A set of ten math questions to evaluate the capabilities of AI systems to autonomously solve problems that arise naturally in the research process.
Frequently Asked Questions
What constitutes a solution?
We consider that an AI model has answered one of our questions if it can produce in an autonomous way a proof that conforms to the levels of rigor and scholarship prevailing in the mathematics literature. In particular, the AI should not rely on human input for any mathematical idea or content, or to help it isolate the core of the problem. Citations should include precise statement numbers and should either be to articles published in peer-reviewed journals or to arXiv preprints.
Will you be assessing the correctness of solutions generated by AI systems?
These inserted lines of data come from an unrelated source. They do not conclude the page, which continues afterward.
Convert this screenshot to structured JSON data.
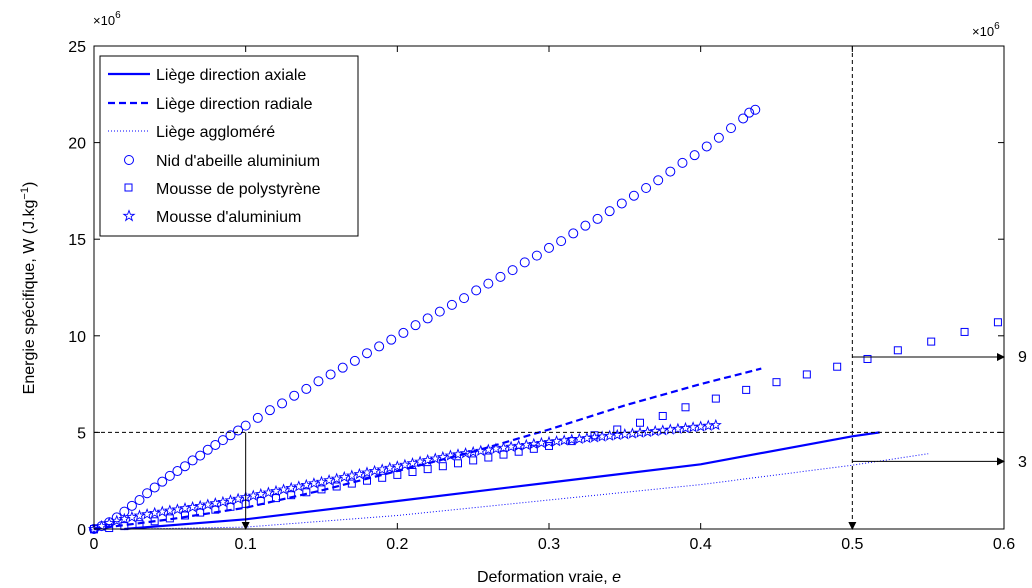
{
  "chart_data": {
    "type": "line",
    "xlabel": "Deformation vraie, ",
    "xlabel_italic": "e",
    "ylabel": "Energie spécifique, W (J.kg",
    "ylabel_sup": "−1",
    "ylabel_close": ")",
    "xlim": [
      0,
      0.6
    ],
    "ylim": [
      0,
      25000000
    ],
    "xticks": [
      0,
      0.1,
      0.2,
      0.3,
      0.4,
      0.5,
      0.6
    ],
    "xtick_labels": [
      "0",
      "0.1",
      "0.2",
      "0.3",
      "0.4",
      "0.5",
      "0.6"
    ],
    "yticks": [
      0,
      5000000,
      10000000,
      15000000,
      20000000,
      25000000
    ],
    "ytick_labels": [
      "0",
      "5",
      "10",
      "15",
      "20",
      "25"
    ],
    "exponent_label_left": "×10",
    "exponent_label_right": "×10",
    "exponent_power": "6",
    "grid": false,
    "legend_position": "top-left",
    "series": [
      {
        "name": "Liège direction axiale",
        "style": "solid",
        "marker": "none",
        "x": [
          0.02,
          0.1,
          0.2,
          0.3,
          0.4,
          0.5,
          0.518
        ],
        "y": [
          0,
          500000,
          1450000,
          2400000,
          3350000,
          4800000,
          5000000
        ]
      },
      {
        "name": "Liège direction radiale",
        "style": "dashed",
        "marker": "none",
        "x": [
          0,
          0.05,
          0.1,
          0.15,
          0.2,
          0.25,
          0.3,
          0.35,
          0.4,
          0.44
        ],
        "y": [
          0,
          500000,
          1100000,
          2000000,
          3000000,
          4000000,
          5150000,
          6400000,
          7500000,
          8300000
        ]
      },
      {
        "name": "Liège aggloméré",
        "style": "dotted",
        "marker": "none",
        "x": [
          0.03,
          0.1,
          0.2,
          0.3,
          0.4,
          0.5,
          0.55
        ],
        "y": [
          0,
          100000,
          700000,
          1500000,
          2300000,
          3300000,
          3900000
        ]
      },
      {
        "name": "Nid d'abeille aluminium",
        "style": "none",
        "marker": "circle",
        "x": [
          0,
          0.005,
          0.01,
          0.015,
          0.02,
          0.025,
          0.03,
          0.035,
          0.04,
          0.045,
          0.05,
          0.055,
          0.06,
          0.065,
          0.07,
          0.075,
          0.08,
          0.085,
          0.09,
          0.095,
          0.1,
          0.108,
          0.116,
          0.124,
          0.132,
          0.14,
          0.148,
          0.156,
          0.164,
          0.172,
          0.18,
          0.188,
          0.196,
          0.204,
          0.212,
          0.22,
          0.228,
          0.236,
          0.244,
          0.252,
          0.26,
          0.268,
          0.276,
          0.284,
          0.292,
          0.3,
          0.308,
          0.316,
          0.324,
          0.332,
          0.34,
          0.348,
          0.356,
          0.364,
          0.372,
          0.38,
          0.388,
          0.396,
          0.404,
          0.412,
          0.42,
          0.428,
          0.432,
          0.436
        ],
        "y": [
          0,
          150000,
          350000,
          600000,
          900000,
          1200000,
          1500000,
          1850000,
          2150000,
          2450000,
          2750000,
          3000000,
          3250000,
          3550000,
          3800000,
          4100000,
          4350000,
          4600000,
          4850000,
          5100000,
          5350000,
          5750000,
          6150000,
          6500000,
          6900000,
          7250000,
          7650000,
          8000000,
          8350000,
          8700000,
          9100000,
          9450000,
          9800000,
          10150000,
          10550000,
          10900000,
          11250000,
          11600000,
          11950000,
          12350000,
          12700000,
          13050000,
          13400000,
          13800000,
          14150000,
          14550000,
          14900000,
          15300000,
          15700000,
          16050000,
          16450000,
          16850000,
          17250000,
          17650000,
          18050000,
          18500000,
          18950000,
          19350000,
          19800000,
          20250000,
          20750000,
          21250000,
          21550000,
          21700000
        ]
      },
      {
        "name": "Mousse de polystyrène",
        "style": "none",
        "marker": "square",
        "x": [
          0,
          0.01,
          0.02,
          0.03,
          0.04,
          0.05,
          0.06,
          0.07,
          0.08,
          0.09,
          0.1,
          0.11,
          0.12,
          0.13,
          0.14,
          0.15,
          0.16,
          0.17,
          0.18,
          0.19,
          0.2,
          0.21,
          0.22,
          0.23,
          0.24,
          0.25,
          0.26,
          0.27,
          0.28,
          0.29,
          0.3,
          0.315,
          0.33,
          0.345,
          0.36,
          0.375,
          0.39,
          0.41,
          0.43,
          0.45,
          0.47,
          0.49,
          0.51,
          0.53,
          0.552,
          0.574,
          0.596
        ],
        "y": [
          0,
          50000,
          150000,
          250000,
          400000,
          550000,
          700000,
          850000,
          1000000,
          1150000,
          1300000,
          1450000,
          1600000,
          1750000,
          1900000,
          2050000,
          2200000,
          2350000,
          2500000,
          2650000,
          2800000,
          2950000,
          3100000,
          3250000,
          3400000,
          3550000,
          3700000,
          3850000,
          4000000,
          4150000,
          4300000,
          4550000,
          4850000,
          5150000,
          5500000,
          5850000,
          6300000,
          6750000,
          7200000,
          7600000,
          8000000,
          8400000,
          8800000,
          9250000,
          9700000,
          10200000,
          10700000
        ]
      },
      {
        "name": "Mousse d'aluminium",
        "style": "none",
        "marker": "star",
        "x": [
          0,
          0.005,
          0.01,
          0.015,
          0.02,
          0.025,
          0.03,
          0.035,
          0.04,
          0.045,
          0.05,
          0.055,
          0.06,
          0.065,
          0.07,
          0.075,
          0.08,
          0.085,
          0.09,
          0.095,
          0.1,
          0.105,
          0.11,
          0.115,
          0.12,
          0.125,
          0.13,
          0.135,
          0.14,
          0.145,
          0.15,
          0.155,
          0.16,
          0.165,
          0.17,
          0.175,
          0.18,
          0.185,
          0.19,
          0.195,
          0.2,
          0.205,
          0.21,
          0.215,
          0.22,
          0.225,
          0.23,
          0.235,
          0.24,
          0.245,
          0.25,
          0.255,
          0.26,
          0.265,
          0.27,
          0.275,
          0.28,
          0.285,
          0.29,
          0.295,
          0.3,
          0.305,
          0.31,
          0.315,
          0.32,
          0.325,
          0.33,
          0.335,
          0.34,
          0.345,
          0.35,
          0.355,
          0.36,
          0.365,
          0.37,
          0.375,
          0.38,
          0.385,
          0.39,
          0.395,
          0.4,
          0.405,
          0.41
        ],
        "y": [
          0,
          150000,
          300000,
          420000,
          520000,
          610000,
          690000,
          760000,
          830000,
          890000,
          950000,
          1010000,
          1070000,
          1130000,
          1190000,
          1260000,
          1330000,
          1400000,
          1480000,
          1560000,
          1640000,
          1720000,
          1800000,
          1880000,
          1960000,
          2040000,
          2120000,
          2200000,
          2280000,
          2360000,
          2440000,
          2520000,
          2600000,
          2680000,
          2760000,
          2840000,
          2920000,
          3000000,
          3080000,
          3160000,
          3240000,
          3320000,
          3400000,
          3480000,
          3560000,
          3640000,
          3720000,
          3800000,
          3860000,
          3920000,
          3980000,
          4040000,
          4100000,
          4150000,
          4200000,
          4250000,
          4300000,
          4350000,
          4400000,
          4450000,
          4500000,
          4540000,
          4580000,
          4620000,
          4660000,
          4700000,
          4740000,
          4780000,
          4820000,
          4860000,
          4900000,
          4940000,
          4980000,
          5020000,
          5060000,
          5100000,
          5140000,
          5180000,
          5220000,
          5260000,
          5300000,
          5340000,
          5380000
        ]
      }
    ],
    "annotations": {
      "hline_y": 5000000,
      "vline_left_x": 0.1,
      "vline_right_x": 0.5,
      "arrow_upper_y": 8900000,
      "arrow_lower_y": 3500000,
      "arrow_upper_label": "9",
      "arrow_lower_label": "3"
    },
    "color": "#0000ff"
  }
}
No. As we write in the preprint, "our question list should not be considered a benchmark in its current form." We will shortly initiate a future round with an assessment procedure in place in which we both verify that solutions are autonomously produced and remove data contamination issues. If you are interested in having your AI system participate by submitting solutions to problems in subsequent rounds, please contact us at contact@1stproof.org.
At the same time, we believe that the experimentation that is being generated during this round is valuable. We encourage the community to discuss the autonomy and quality of solutions that have been produced, based on the criteria specified in Q1. Such public discussions would ideally take place after February 13, in order to minimize the risk of data contamination for other community members who are experimenting with our questions.
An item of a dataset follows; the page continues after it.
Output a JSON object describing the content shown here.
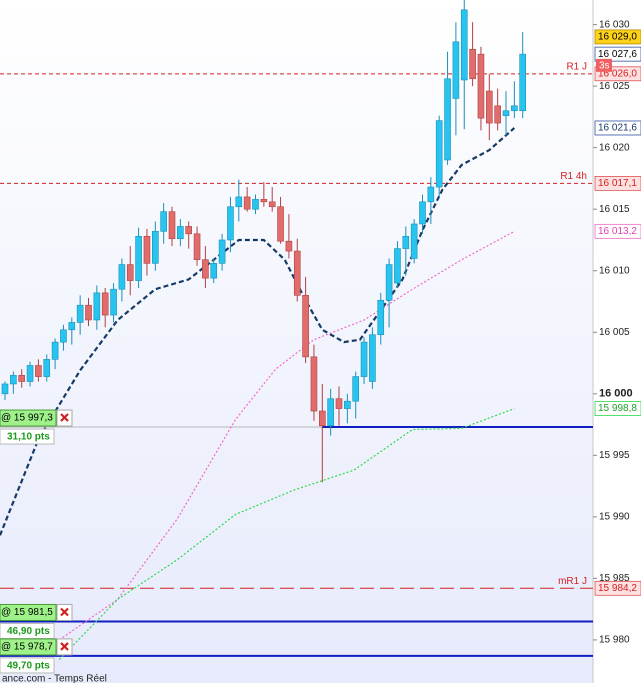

I have used a model to answer a question. What should I do?
Feel free to advertise that you have answered it on social media using the hashtag #1stProof.
You write that "the best publicly available AI systems struggle to answer many of our questions." Does that mean that they can answer some of them?
These questions illustrate the boundary of what state-of-the-art models are able to do. As such, it also includes questions that some models have been able to answer successfully.
Hasn't question 1 already been answered?
A short note with a very rough sketch of proof was posted on Hairer's website some years ago. Since we are asking for levels of scholarship equivalent to a mathematics research paper, a successful answer would involve filling in the gaps in the argument.